The first point made by the plaintiff in error is that there was no evidence that Daly struck Timothy Meaney and therefore the verdict was against the weight of the evidence. The *110record shows that Dr. Lane testified to a trooper striking Meaney with his fist. He did not identify Daly. One Norman Dalrymple testified that he saw a trooper hit Meaney. This trooper had a white patch on his chin. In response to the question as to whether he could identify the trooper or not, he replied that “the man with the light suit on looks like the fellow.” This man was Daly. William Terriberry testified to the effect that Daly had a white patch or bandage on his chin. The face of Timothy Meaney was swollen and red. His nose was bleeding. This testimony was sufficient to permit the jury to pass upon the question as to whether or not the defendant was the man who struck Meaney. Daly did not take the stand. No evidence was offered in his behalf. The verdict under this state of the testimony is not, we think, contrary to the weight of the evidence.

The next point advanced by the plaintiff in error deals with the testimony of Sergeant Cunningham, a witness offered by the state, who was a member of the state police .force. The state expected Cunningham to testify that he saw Daly strike Meaney. He testified that he did not see Daly hit Meaney. Cunningham was then asked whether or not he testified before Colonel Schwartzkopf, Major Kimberling and Captain Lamb with reference to this matter on January 27th, 1927. This question was admitted. We think properly, but it is unnecessary to consider the point, because the witness said that he had not testified at any hearing or trial on the subject. Cunningham was then asked whether he had made a statement, objection was made to this. His answer was that he had not made a statement or given any testimony on the subject. When the question was put directly to the witness it was objected to and the objection was sustained. The defendant then moved to withdraw a juror. This motion was denied. The ruling dealt with a matter resting within the direction of the court. There was nothing which transpired which was prejudicial to the defendant. This disposes of points three, four and five.

Point six deals with an objection made to a witness, Kimberling, being permitted to testify that a certain paper marked 8 jg for identification, incompetent as evidence, was delivered *111by the witness to the prosecutor of the pleas. We see nothing harmful to the plaintiff in error in the allowance of this question.

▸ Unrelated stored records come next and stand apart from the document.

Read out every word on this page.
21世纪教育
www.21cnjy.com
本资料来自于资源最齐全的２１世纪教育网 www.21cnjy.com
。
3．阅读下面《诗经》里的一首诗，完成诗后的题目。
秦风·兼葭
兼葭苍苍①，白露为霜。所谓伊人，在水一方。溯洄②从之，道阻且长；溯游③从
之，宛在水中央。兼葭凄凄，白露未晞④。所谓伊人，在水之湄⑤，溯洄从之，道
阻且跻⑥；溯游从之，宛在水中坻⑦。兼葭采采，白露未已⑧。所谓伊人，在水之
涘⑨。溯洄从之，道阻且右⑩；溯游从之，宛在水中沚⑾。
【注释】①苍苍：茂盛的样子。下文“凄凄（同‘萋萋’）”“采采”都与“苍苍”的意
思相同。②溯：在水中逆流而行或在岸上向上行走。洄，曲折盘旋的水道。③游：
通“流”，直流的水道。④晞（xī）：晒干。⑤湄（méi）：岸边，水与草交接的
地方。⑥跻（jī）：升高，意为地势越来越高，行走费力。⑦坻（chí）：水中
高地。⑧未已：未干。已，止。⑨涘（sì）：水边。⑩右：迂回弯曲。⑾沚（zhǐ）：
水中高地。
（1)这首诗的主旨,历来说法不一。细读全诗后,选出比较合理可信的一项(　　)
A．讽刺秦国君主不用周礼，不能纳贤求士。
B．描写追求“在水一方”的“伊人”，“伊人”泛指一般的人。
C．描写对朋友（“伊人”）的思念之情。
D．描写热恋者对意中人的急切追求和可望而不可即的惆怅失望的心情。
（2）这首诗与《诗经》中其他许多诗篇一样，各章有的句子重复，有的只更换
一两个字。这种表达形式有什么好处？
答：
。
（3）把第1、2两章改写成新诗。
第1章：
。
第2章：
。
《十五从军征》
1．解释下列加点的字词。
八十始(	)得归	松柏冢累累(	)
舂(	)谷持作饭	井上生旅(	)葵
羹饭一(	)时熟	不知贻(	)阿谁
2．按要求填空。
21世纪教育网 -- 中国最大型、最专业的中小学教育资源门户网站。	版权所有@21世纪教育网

Point seven brings up the allowance by the court of the following question put to Timothy Meaney: “You did not see him hit you ?” Answer: “I did not see him hit me, but I saw him shortly after.” As the state was obliged to show that Daly was at the place when Meaney was hit, we see nothing erroneous in permitting this question to be asked the witness.

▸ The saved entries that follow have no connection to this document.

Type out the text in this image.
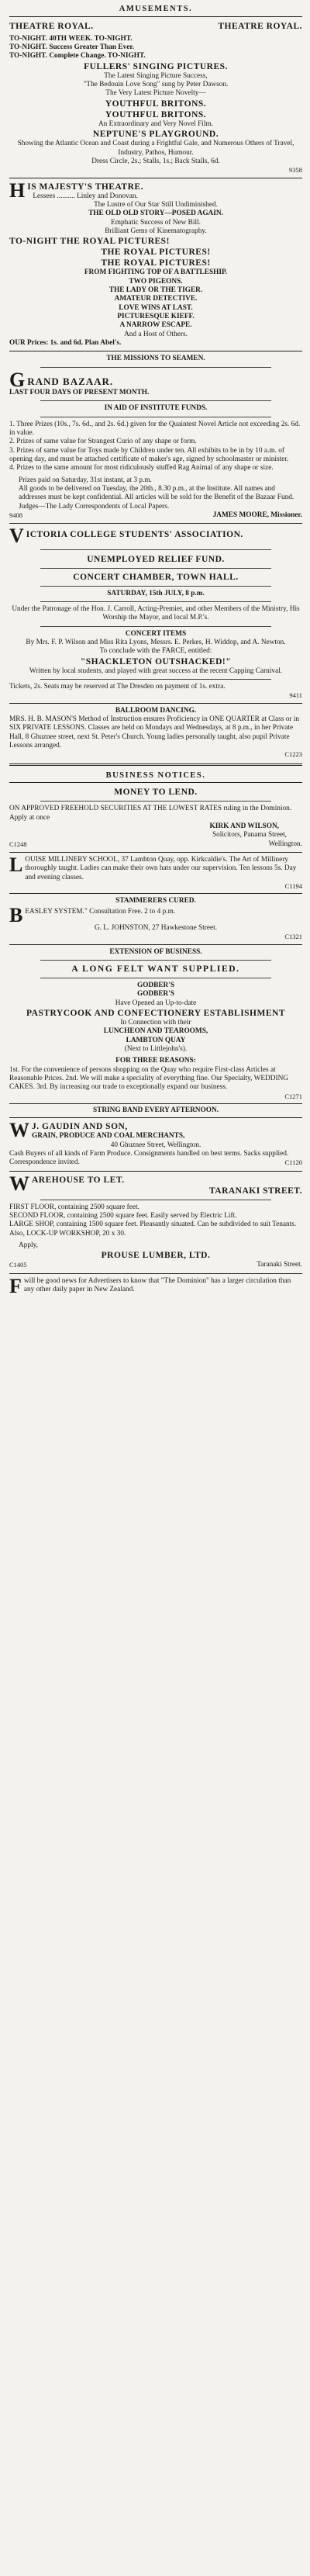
AMUSEMENTS.
THEATRE ROYAL.	THEATRE ROYAL.

TO-NIGHT. 40TH WEEK. TO-NIGHT.

TO-NIGHT. Success Greater Than Ever.

TO-NIGHT. Complete Change. TO-NIGHT.

FULLERS' SINGING PICTURES.

The Latest Singing Picture Success,

"The Bedouin Love Song" sung by Peter Dawson.

The Very Latest Picture Novelty—

YOUTHFUL BRITONS.

YOUTHFUL BRITONS.

An Extraordinary and Very Novel Film.

NEPTUNE'S PLAYGROUND.

Showing the Atlantic Ocean and Coast during a Frightful Gale, and Numerous Others of Travel, Industry, Pathos, Humour.

Dress Circle, 2s.; Stalls, 1s.; Back Stalls, 6d.

9358

H IS MAJESTY'S THEATRE.

Lessees .......... Linley and Donovan.

The Lustre of Our Star Still Undiminished.

THE OLD OLD STORY—POSED AGAIN.

Emphatic Success of New Bill.

Brilliant Gems of Kinematography.

TO-NIGHT THE ROYAL PICTURES!

THE ROYAL PICTURES!

THE ROYAL PICTURES!

FROM FIGHTING TOP OF A BATTLESHIP.

TWO PIGEONS.

THE LADY OR THE TIGER.

AMATEUR DETECTIVE.

LOVE WINS AT LAST.

PICTURESQUE KIEFF.

A NARROW ESCAPE.

And a Host of Others.

OUR Prices: 1s. and 6d. Plan Abel's.

THE MISSIONS TO SEAMEN.

G RAND BAZAAR.

LAST FOUR DAYS OF PRESENT MONTH.

IN AID OF INSTITUTE FUNDS.

1. Three Prizes (10s., 7s. 6d., and 2s. 6d.) given for the Quaintest Novel Article not exceeding 2s. 6d. in value.

2. Prizes of same value for Strangest Curio of any shape or form.

3. Prizes of same value for Toys made by Children under ten. All exhibits to be in by 10 a.m. of opening day, and must be attached certificate of maker's age, signed by schoolmaster or minister.

4. Prizes to the same amount for most ridiculously stuffed Rag Animal of any shape or size.

Prizes paid on Saturday, 31st instant, at 3 p.m.

All goods to be delivered on Tuesday, the 20th., 8.30 p.m., at the Institute. All names and addresses must be kept confidential. All articles will be sold for the Benefit of the Bazaar Fund.

Judges—The Lady Correspondents of Local Papers.

9408	JAMES MOORE, Missioner.
V ICTORIA COLLEGE STUDENTS' ASSOCIATION.

UNEMPLOYED RELIEF FUND.

CONCERT CHAMBER, TOWN HALL.

SATURDAY, 15th JULY, 8 p.m.

Under the Patronage of the Hon. J. Carroll, Acting-Premier, and other Members of the Ministry, His Worship the Mayor, and local M.P.'s.

CONCERT ITEMS

By Mrs. F. P. Wilson and Miss Rita Lyons, Messrs. E. Perkes, H. Widdop, and A. Newton.

To conclude with the FARCE, entitled:

"SHACKLETON OUTSHACKED!"

Written by local students, and played with great success at the recent Capping Carnival.

Tickets, 2s. Seats may be reserved at The Dresden on payment of 1s. extra.

9411

BALLROOM DANCING.

MRS. H. B. MASON'S Method of Instruction ensures Proficiency in ONE QUARTER at Class or in SIX PRIVATE LESSONS. Classes are held on Mondays and Wednesdays, at 8 p.m., in her Private Hall, 8 Ghuznee street, next St. Peter's Church. Young ladies personally taught, also pupil Private Lessons arranged.

C1223

BUSINESS NOTICES.

MONEY TO LEND.

ON APPROVED FREEHOLD SECURITIES AT THE LOWEST RATES ruling in the Dominion. Apply at once

KIRK AND WILSON,

Solicitors, Panama Street,

C1248	Wellington.
L OUISE MILLINERY SCHOOL, 37 Lambton Quay, opp. Kirkcaldie's. The Art of Millinery thoroughly taught. Ladies can make their own hats under our supervision. Ten lessons 5s. Day and evening classes.

C1194

STAMMERERS CURED.

B EASLEY SYSTEM." Consultation Free. 2 to 4 p.m.

G. L. JOHNSTON, 27 Hawkestone Street.

C1321

EXTENSION OF BUSINESS.

A LONG FELT WANT SUPPLIED.

GODBER'S

GODBER'S

Have Opened an Up-to-date

PASTRYCOOK AND CONFECTIONERY ESTABLISHMENT

In Connection with their

LUNCHEON AND TEAROOMS,

LAMBTON QUAY

(Next to Littlejohn's).

FOR THREE REASONS:

1st. For the convenience of persons shopping on the Quay who require First-class Articles at Reasonable Prices. 2nd. We will make a speciality of everything fine. Our Specialty, WEDDING CAKES. 3rd. By increasing our trade to exceptionally expand our business.

C1271

STRING BAND EVERY AFTERNOON.

W J. GAUDIN AND SON,

GRAIN, PRODUCE AND COAL MERCHANTS,

40 Ghuznee Street, Wellington.

Cash Buyers of all kinds of Farm Produce. Consignments handled on best terms. Sacks supplied.

Correspondence invited.	C1120
W AREHOUSE TO LET.

TARANAKI STREET.

FIRST FLOOR, containing 2500 square feet.

SECOND FLOOR, containing 2500 square feet. Easily served by Electric Lift.

LARGE SHOP, containing 1500 square feet. Pleasantly situated. Can be subdivided to suit Tenants.

Also, LOCK-UP WORKSHOP, 20 x 30.

Apply,

PROUSE LUMBER, LTD.

C1405	Taranaki Street.
F will be good news for Advertisers to know that "The Dominion" has a larger circulation than any other daily paper in New Zealand.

The eighth point deals with that portion of the charge of the court which deals with the subject of the defendant not taking the stand in his behalf. What the court said was taken in part from the case of State v. Parker, 61 N. J. L. 308; affirmed, 62 Id. 801. No particular exception was taken to this part of the charge at the time. It is now brought up under a general exception taken to the charge. What the court said on this subject was:

“Considerable has been said both by the counsel for the defendant and counsel for the state, the prosecutor, as to the defendant not taking the witness stand. The rule in New Jersey is as follows: * * * upon the New Jersey act of 1871, the Evidence act, which permitted an indicted person to become a witiiess in his own behalf by offering himself as such, did not provide that his failure to offer himself should raise any presumption against him when there shall be allusion to such failure by counsel or court. It was held that when facts had been testified to by witnesses for the prosecution, which concerned the actions of the defendant, and, if not true, might be disproved by him, his failure to offer himself as a witness might be considered and commented upon.”

While this is not as complete a statement as that contained in State v. Parker, supra, we consider it a correct statement of the law as far as it goes. It was neither harmful or prejudicial to the plaintiff in error. If a fuller statement of the law had been desired by the plaintiff in error it should have been embodied in a request to charge and submitted to the trial judge.

The judgment on the conviction is affirmed.